From 8adcfd27580de9ef798d5a5baef162a997782483 Mon Sep 17 00:00:00 2001
From: lilithgrigoryan <lgrigoryan@nvidia.com>
Date: Fri, 15 May 2026 16:54:40 +0400
Subject: [PATCH 13/13] clean up

Signed-off-by: lilithgrigoryan <lgrigoryan@nvidia.com>
---
 nemo/collections/asr/parts/submodules/tdt_beam_decoding.py | 3 ---
 1 file changed, 3 deletions(-)

diff --git a/nemo/collections/asr/parts/submodules/tdt_beam_decoding.py b/nemo/collections/asr/parts/submodules/tdt_beam_decoding.py
index a0154b1f80e9..fea925dd219c 100644
--- a/nemo/collections/asr/parts/submodules/tdt_beam_decoding.py
+++ b/nemo/collections/asr/parts/submodules/tdt_beam_decoding.py
@@ -955,13 +955,10 @@ def forward(
         with torch.inference_mode():
             # Apply optional preprocessing
             encoder_output = encoder_output.transpose(1, 2)  # (B, T, D)

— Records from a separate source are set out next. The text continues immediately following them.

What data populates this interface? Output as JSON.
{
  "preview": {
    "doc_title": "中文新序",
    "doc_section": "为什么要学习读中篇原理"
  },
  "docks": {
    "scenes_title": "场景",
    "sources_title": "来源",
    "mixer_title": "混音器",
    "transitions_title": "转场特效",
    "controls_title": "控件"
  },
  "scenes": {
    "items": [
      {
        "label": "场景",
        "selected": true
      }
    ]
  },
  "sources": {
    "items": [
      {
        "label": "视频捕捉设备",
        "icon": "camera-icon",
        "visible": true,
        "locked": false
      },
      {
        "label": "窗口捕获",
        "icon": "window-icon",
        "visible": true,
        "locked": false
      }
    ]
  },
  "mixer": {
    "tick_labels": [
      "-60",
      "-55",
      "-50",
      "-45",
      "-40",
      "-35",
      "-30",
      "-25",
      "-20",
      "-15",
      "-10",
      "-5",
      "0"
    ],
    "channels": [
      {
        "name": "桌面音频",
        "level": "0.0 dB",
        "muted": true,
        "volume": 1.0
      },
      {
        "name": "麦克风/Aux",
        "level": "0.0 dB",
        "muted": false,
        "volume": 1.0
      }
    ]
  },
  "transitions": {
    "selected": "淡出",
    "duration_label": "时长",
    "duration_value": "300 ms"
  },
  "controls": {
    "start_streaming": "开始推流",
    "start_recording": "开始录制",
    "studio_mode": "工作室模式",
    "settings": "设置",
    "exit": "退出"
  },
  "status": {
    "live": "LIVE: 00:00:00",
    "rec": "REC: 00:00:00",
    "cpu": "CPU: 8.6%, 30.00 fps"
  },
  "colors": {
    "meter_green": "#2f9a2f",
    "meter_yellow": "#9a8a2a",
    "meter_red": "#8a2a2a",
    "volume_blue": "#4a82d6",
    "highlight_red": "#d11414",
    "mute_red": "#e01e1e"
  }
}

-            logitlen = encoded_lengths
 
             self.decoder.eval()
             self.joint.eval()
 
-            inseq = encoder_output  # [B, T, D]
-            
             encoder_output_projected = self.joint.project_encoder(encoder_output)
             encoder_output_projected_len = encoded_lengths
             batched_beam_hyps, alignments, decoding_state = self._decoding_computer(x=encoder_output_projected, out_len=encoder_output_projected_len)